Analyse au vol : Trafic aérien
La beauté des courbes
Si ID Aero n’existait pas, il faudrait l’inventer. Cette formule amusante est particulièrement vraie dans un domaine : celui du trafic aérien.
Cela fait des années que les équipes d’ingénieurs et d’experts d’ID Aero planchent sur les chiffres du transport aérien, compagnie par compagnie, zone par zone, bien avant que IATA ne dévoile ses tendances, les décortiquent, les analysent. Ils en ont tiré des tendances de long terme jamais démenties ces vingt dernières années, malgré les crises, les guerres, les attentats et les événements imprévus comme l’éruption d’un volcan...

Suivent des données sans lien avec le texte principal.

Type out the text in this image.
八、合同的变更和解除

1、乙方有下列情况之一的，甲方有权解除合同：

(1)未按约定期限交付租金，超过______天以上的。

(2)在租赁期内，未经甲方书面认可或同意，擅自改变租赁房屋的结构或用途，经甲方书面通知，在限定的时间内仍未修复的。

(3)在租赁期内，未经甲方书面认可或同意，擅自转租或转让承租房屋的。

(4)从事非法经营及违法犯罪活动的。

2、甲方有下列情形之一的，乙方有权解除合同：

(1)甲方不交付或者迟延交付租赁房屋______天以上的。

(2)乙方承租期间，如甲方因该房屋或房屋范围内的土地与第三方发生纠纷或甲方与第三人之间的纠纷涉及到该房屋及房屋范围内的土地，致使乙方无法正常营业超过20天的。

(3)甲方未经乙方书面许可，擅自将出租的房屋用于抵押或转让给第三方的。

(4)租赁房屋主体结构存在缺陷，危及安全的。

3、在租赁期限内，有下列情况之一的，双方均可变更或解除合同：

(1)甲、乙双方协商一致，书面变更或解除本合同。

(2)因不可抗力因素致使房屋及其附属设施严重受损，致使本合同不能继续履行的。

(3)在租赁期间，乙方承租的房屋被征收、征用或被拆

Toujours, cette croissance a retrouvé sa courbe, une courbe symptomatique de celle de la consommation, avec un tassement progressif, qui l’a vu passer de 6% par an à 5% et aujourd’hui un peu en dessous. Les États-Unis, principal moteur du trafic aérien mondial, ont fini par atteindre leur taux de maturité, l’Europe pas encore, mais tend à y parvenir ; le moteur chinois a pris le relais, à l’international puis en intérieur avec la progression de la croissance. Demain viendrait le tour de l’Inde et de l’Indonésie.

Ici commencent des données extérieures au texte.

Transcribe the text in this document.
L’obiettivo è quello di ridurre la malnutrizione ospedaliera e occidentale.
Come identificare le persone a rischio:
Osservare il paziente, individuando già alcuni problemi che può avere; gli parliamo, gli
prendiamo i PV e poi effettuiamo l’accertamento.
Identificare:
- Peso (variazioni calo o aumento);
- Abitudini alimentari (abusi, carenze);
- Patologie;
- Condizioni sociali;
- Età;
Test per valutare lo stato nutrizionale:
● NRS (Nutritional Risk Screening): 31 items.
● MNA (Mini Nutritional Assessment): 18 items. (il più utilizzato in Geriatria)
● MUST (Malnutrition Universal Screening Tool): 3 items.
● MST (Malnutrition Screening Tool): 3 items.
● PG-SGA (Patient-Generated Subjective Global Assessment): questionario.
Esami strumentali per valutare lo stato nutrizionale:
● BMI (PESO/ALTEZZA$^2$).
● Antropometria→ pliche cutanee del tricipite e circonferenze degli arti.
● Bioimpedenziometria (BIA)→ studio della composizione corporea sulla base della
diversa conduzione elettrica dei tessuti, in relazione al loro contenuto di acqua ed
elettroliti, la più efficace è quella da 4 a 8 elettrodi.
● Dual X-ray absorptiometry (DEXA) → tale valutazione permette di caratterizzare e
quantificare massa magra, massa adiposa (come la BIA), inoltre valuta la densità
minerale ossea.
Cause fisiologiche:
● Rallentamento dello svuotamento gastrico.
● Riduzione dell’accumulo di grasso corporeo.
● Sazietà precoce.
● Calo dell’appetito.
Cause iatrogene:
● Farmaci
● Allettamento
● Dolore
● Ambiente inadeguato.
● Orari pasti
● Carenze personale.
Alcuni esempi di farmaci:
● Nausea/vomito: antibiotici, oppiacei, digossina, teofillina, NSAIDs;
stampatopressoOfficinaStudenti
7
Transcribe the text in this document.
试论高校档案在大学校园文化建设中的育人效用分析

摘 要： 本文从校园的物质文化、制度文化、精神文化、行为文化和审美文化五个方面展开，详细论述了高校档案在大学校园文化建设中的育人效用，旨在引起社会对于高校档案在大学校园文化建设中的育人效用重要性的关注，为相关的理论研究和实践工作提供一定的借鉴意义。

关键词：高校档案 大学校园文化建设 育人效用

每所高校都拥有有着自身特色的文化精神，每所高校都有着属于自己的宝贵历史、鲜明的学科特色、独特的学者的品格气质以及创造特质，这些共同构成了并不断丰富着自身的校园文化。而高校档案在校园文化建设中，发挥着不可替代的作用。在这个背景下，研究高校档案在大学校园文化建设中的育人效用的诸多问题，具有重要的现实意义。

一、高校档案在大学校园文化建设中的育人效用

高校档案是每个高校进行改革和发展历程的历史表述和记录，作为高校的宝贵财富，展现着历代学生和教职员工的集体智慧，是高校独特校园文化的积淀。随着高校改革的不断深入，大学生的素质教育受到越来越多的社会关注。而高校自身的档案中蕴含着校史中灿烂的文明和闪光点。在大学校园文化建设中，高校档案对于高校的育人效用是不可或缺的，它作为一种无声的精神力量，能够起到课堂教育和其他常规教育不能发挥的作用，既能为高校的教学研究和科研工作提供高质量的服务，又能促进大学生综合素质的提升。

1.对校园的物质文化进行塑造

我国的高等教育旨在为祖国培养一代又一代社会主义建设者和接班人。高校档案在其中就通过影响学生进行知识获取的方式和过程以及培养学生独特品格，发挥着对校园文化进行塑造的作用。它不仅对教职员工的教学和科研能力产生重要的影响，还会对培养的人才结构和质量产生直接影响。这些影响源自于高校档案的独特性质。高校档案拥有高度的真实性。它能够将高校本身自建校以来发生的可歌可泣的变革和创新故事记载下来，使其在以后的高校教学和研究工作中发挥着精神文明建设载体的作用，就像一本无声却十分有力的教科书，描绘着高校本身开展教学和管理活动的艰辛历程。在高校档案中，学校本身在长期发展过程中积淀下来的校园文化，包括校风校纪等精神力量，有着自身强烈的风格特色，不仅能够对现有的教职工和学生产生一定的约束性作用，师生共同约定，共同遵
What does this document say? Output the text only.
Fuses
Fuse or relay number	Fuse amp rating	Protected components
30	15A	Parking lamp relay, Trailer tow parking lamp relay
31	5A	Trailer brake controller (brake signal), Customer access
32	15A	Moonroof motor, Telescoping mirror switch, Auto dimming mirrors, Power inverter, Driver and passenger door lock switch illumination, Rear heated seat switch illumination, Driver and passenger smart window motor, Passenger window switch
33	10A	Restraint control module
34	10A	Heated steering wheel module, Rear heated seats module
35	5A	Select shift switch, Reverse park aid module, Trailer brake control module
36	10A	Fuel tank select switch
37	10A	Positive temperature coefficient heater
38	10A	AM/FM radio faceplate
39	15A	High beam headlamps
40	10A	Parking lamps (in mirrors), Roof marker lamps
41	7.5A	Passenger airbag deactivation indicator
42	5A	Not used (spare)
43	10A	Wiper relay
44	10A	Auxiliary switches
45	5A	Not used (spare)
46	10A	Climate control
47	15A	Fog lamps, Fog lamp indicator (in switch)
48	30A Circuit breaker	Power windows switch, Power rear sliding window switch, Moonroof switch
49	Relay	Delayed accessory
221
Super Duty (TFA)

Et puis est survenue la crise – presque – imprévisible. Une crise sanitaire du Covid-19 (mais on avait en déjà connu avec le SRAS en Asie qui avait impacté le trafic aérien) avec une conséquence impensable : des décisions publiques visant à geler les transports, à empêcher les gens de se déplacer, a fortiori en avion, à tout bloquer, tout arrêter. Du jamais vu. Au nom de la santé et de l’ordre publics.
Dans les crises précédentes, le transport aérien avait chuté, perdu des dizaines de pourcent, plongé comme un avion en piqué. Mais jamais, jamais, il ne s’était totalement arrêté. Rebondir quand on a baissé, ce n’est pas si difficile, c’est juste une question de rythme. Mais repartir quand on a été à l’arrêt complet, c’est une question d’énergie cinétique, d’inertie. C’est un effort énorme. Et pourtant, il y est arrivé.
Aujourd’hui, le transport aérien a retrouvé ses niveaux d’avant crise, d’avant 2019.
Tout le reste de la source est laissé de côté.